Formerly of Beat Happening and Dub Narcotic Soundsystem and the founder/current owner of the iconic K Records, Johnson has remained stalwartly independent throughout his career. Preferring touring to radio, affordable all-ages shows to pricier tickets and merch, and offbeat small venues to rock clubs, Johnson is an indie rock idealist who has turned a philosophy of an eternally youthful, energetic, defiantly anti-corporate art form into a decades-long reality.
The Hive Dwellers visited the Luminary last night as part of their second national tour, supported by Dustin Wong, Woodsman and local band Sleep in Sundays. I caught all but Dustin Wong, who played after the headliner for whatever reason. This was an unconventional lineup and a little too late for me, a reviewer who is otherwise employed at a very early hour on weekdays. Sincerest apologies to Dustin Wong. If I didn't have to work today, I would have stayed for your set.
The three-fourths of the evening I was able to see was constructed as a gradual escalation of sound. Sleep in Sundays played mild, pastoral indie folk featuring soft-spoken vocals and ambient traffic effects so hushed they could be tides. Fuzzy blanket music isn't typically the best warm-up for a headliner but segued well into Woodsman's set, a perpetual ambient landscape of psych rock. The Denver-based group performed what could have been an experimental jam session with crisp, refined guitars and drums creating an acidy but not at all dissonant sound.
A roving co-op art project of sorts, the lineup of the Hive Dwellers varies, but the incarnation to visit the Luminary last night consisted of Johnson, Gabriel Will (guitar/bass) and Evan Hashi (drums). This no-frills three-piece played minimalist arrangements without the benefit of a mic for Johnson, whose vocals were at times so deep that they bordered on spoken word. The Hive Dwellers performed with the house lights up, creating an almost busker-like atmosphere that especially enhanced the stream-of-consciousness "Get It" as well as a brief dissertation on the science of touring between small towns and big cities. It's one thing to talk to your audience with stage lights in your face, but it's another to have a face-to-face conversation with people you can actually see.

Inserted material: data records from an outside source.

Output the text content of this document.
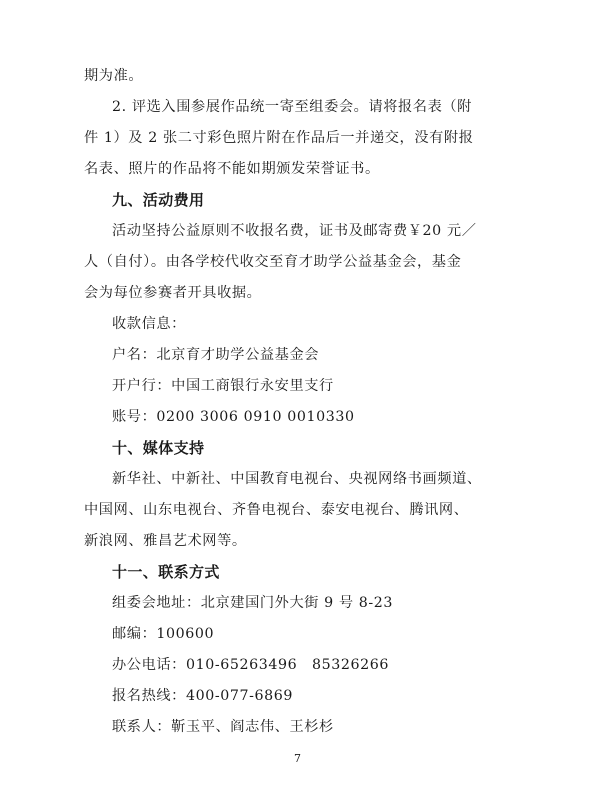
期为准。
2. 评选入围参展作品统一寄至组委会。请将报名表（附
件 1）及 2 张二寸彩色照片附在作品后一并递交，没有附报
名表、照片的作品将不能如期颁发荣誉证书。
九、活动费用
活动坚持公益原则不收报名费，证书及邮寄费￥20 元／
人（自付）。由各学校代收交至育才助学公益基金会，基金
会为每位参赛者开具收据。
收款信息：
户名：北京育才助学公益基金会
开户行：中国工商银行永安里支行
账号：0200 3006 0910 0010330
十、媒体支持
新华社、中新社、中国教育电视台、央视网络书画频道、
中国网、山东电视台、齐鲁电视台、泰安电视台、腾讯网、
新浪网、雅昌艺术网等。
十一、联系方式
组委会地址：北京建国门外大街 9 号 8-23
邮编：100600
办公电话：010-65263496　85326266
报名热线：400-077-6869
联系人：靳玉平、阎志伟、王杉杉
7
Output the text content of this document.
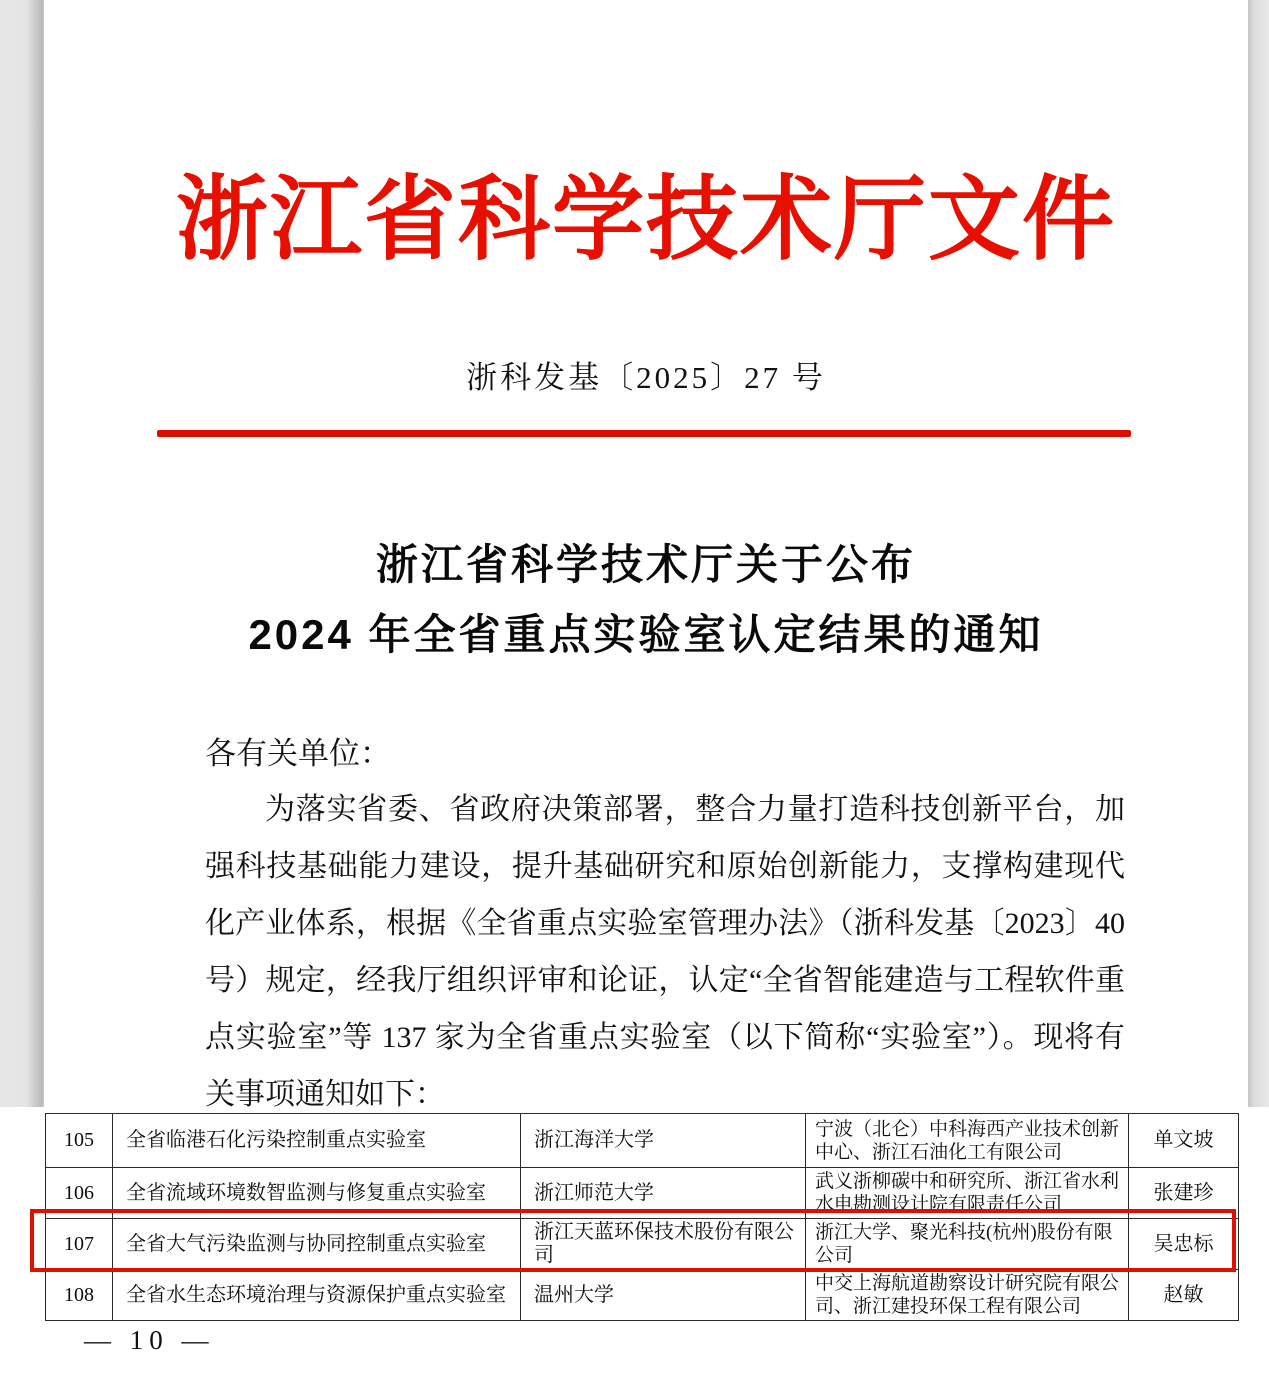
浙江省科学技术厅文件
浙科发基〔2025〕27 号
浙江省科学技术厅关于公布
2024 年全省重点实验室认定结果的通知
各有关单位：
为落实省委、省政府决策部署，整合力量打造科技创新平台，加强科技基础能力建设，提升基础研究和原始创新能力，支撑构建现代化产业体系，根据《全省重点实验室管理办法》（浙科发基〔2023〕40 号）规定，经我厅组织评审和论证，认定“全省智能建造与工程软件重点实验室”等 137 家为全省重点实验室（以下简称“实验室”）。现将有关事项通知如下：
105	全省临港石化污染控制重点实验室	浙江海洋大学	宁波（北仑）中科海西产业技术创新中心、浙江石油化工有限公司	单文坡
106	全省流域环境数智监测与修复重点实验室	浙江师范大学	武义浙柳碳中和研究所、浙江省水利水电勘测设计院有限责任公司	张建珍
107	全省大气污染监测与协同控制重点实验室	浙江天蓝环保技术股份有限公司	浙江大学、聚光科技(杭州)股份有限公司	吴忠标
108	全省水生态环境治理与资源保护重点实验室	温州大学	中交上海航道勘察设计研究院有限公司、浙江建投环保工程有限公司	赵敏
— 10 —
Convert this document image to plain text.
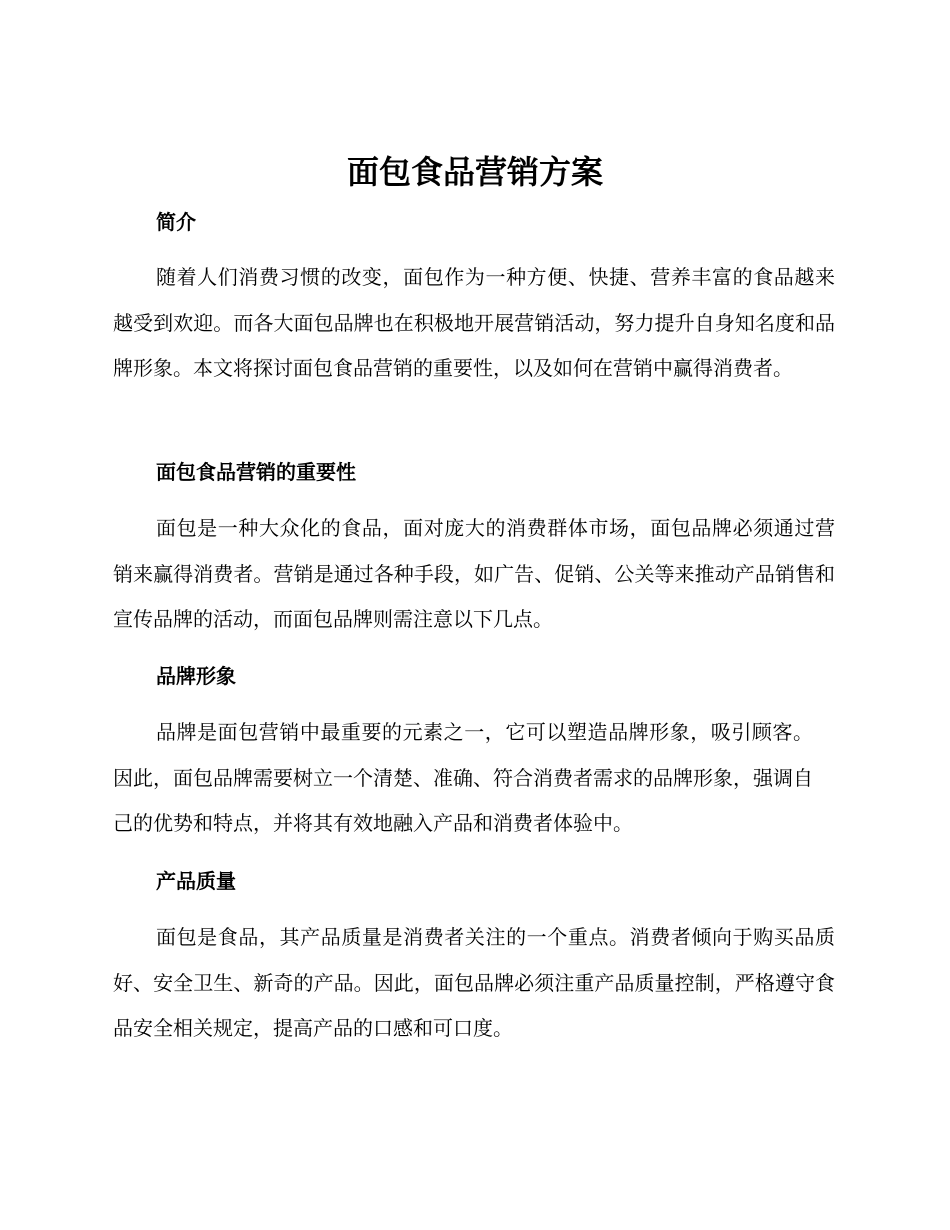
面包食品营销方案
简介

随着人们消费习惯的改变，面包作为一种方便、快捷、营养丰富的食品越来越受到欢迎。而各大面包品牌也在积极地开展营销活动，努力提升自身知名度和品牌形象。本文将探讨面包食品营销的重要性，以及如何在营销中赢得消费者。

面包食品营销的重要性

面包是一种大众化的食品，面对庞大的消费群体市场，面包品牌必须通过营销来赢得消费者。营销是通过各种手段，如广告、促销、公关等来推动产品销售和宣传品牌的活动，而面包品牌则需注意以下几点。

品牌形象

品牌是面包营销中最重要的元素之一，它可以塑造品牌形象，吸引顾客。因此，面包品牌需要树立一个清楚、准确、符合消费者需求的品牌形象，强调自己的优势和特点，并将其有效地融入产品和消费者体验中。

产品质量

面包是食品，其产品质量是消费者关注的一个重点。消费者倾向于购买品质好、安全卫生、新奇的产品。因此，面包品牌必须注重产品质量控制，严格遵守食品安全相关规定，提高产品的口感和可口度。
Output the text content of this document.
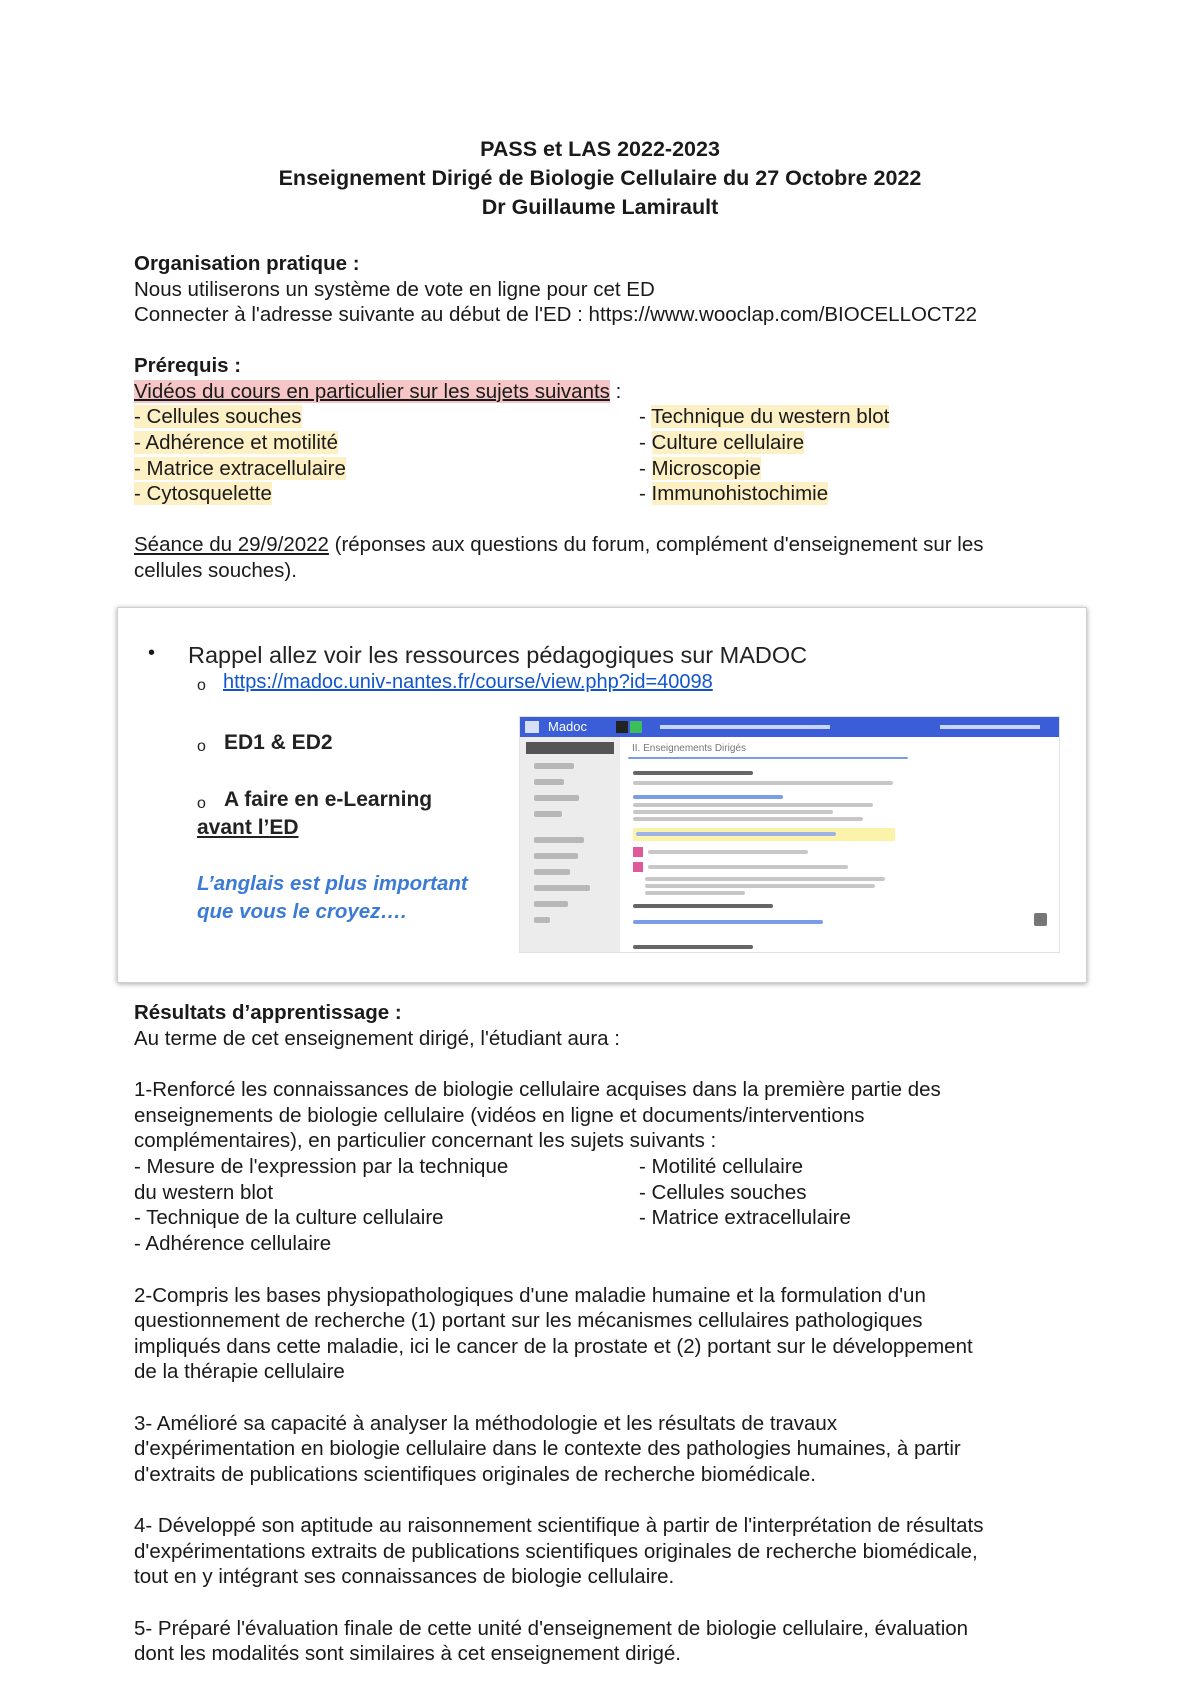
PASS et LAS 2022-2023
Enseignement Dirigé de Biologie Cellulaire du 27 Octobre 2022
Dr Guillaume Lamirault
Organisation pratique :
Nous utiliserons un système de vote en ligne pour cet ED
Connecter à l'adresse suivante au début de l'ED : https://www.wooclap.com/BIOCELLOCT22
Prérequis :
Vidéos du cours en particulier sur les sujets suivants :
- Cellules souches
- Adhérence et motilité
- Matrice extracellulaire
- Cytosquelette
- Technique du western blot
- Culture cellulaire
- Microscopie
- Immunohistochimie
Séance du 29/9/2022 (réponses aux questions du forum, complément d'enseignement sur les
cellules souches).
• Rappel allez voir les ressources pédagogiques sur MADOC
o https://madoc.univ-nantes.fr/course/view.php?id=40098
o ED1 & ED2
o A faire en e-Learning
avant l’ED
L’anglais est plus important
que vous le croyez….
Madoc
II. Enseignements Dirigés
Résultats d’apprentissage :
Au terme de cet enseignement dirigé, l'étudiant aura :
1-Renforcé les connaissances de biologie cellulaire acquises dans la première partie des
enseignements de biologie cellulaire (vidéos en ligne et documents/interventions
complémentaires), en particulier concernant les sujets suivants :
- Mesure de l'expression par la technique
du western blot
- Technique de la culture cellulaire
- Adhérence cellulaire
- Motilité cellulaire
- Cellules souches
- Matrice extracellulaire
2-Compris les bases physiopathologiques d'une maladie humaine et la formulation d'un
questionnement de recherche (1) portant sur les mécanismes cellulaires pathologiques
impliqués dans cette maladie, ici le cancer de la prostate et (2) portant sur le développement
de la thérapie cellulaire
3- Amélioré sa capacité à analyser la méthodologie et les résultats de travaux
d'expérimentation en biologie cellulaire dans le contexte des pathologies humaines, à partir
d'extraits de publications scientifiques originales de recherche biomédicale.
4- Développé son aptitude au raisonnement scientifique à partir de l'interprétation de résultats
d'expérimentations extraits de publications scientifiques originales de recherche biomédicale,
tout en y intégrant ses connaissances de biologie cellulaire.
5- Préparé l'évaluation finale de cette unité d'enseignement de biologie cellulaire, évaluation
dont les modalités sont similaires à cet enseignement dirigé.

The Hive Dwellers don't do affectation or adornment. Johnson told stories to Hashi's snappy, unobtrusive beat, and Will (who looks like Van Gogh crossed with Robby Krieger) nonchalantly ran through bossanova bass lines and funk-derived licks.
K Records' site describes the Hive Dwellers as: "…a band, a combo (as in combination) of disparate individuals who share a common love of rock 'n' roll, library cards and railroad travel…the Hive Dwellers are present tense, bearing witness to the maraca wilderness of the modern Basement State." This is an almost laughably hipster explanation, but it's accurate, and perhaps "disparate" is the best way to describe musicians who can so effortlessly produce what is essentially free-form jazz in the basement of a former elementary school.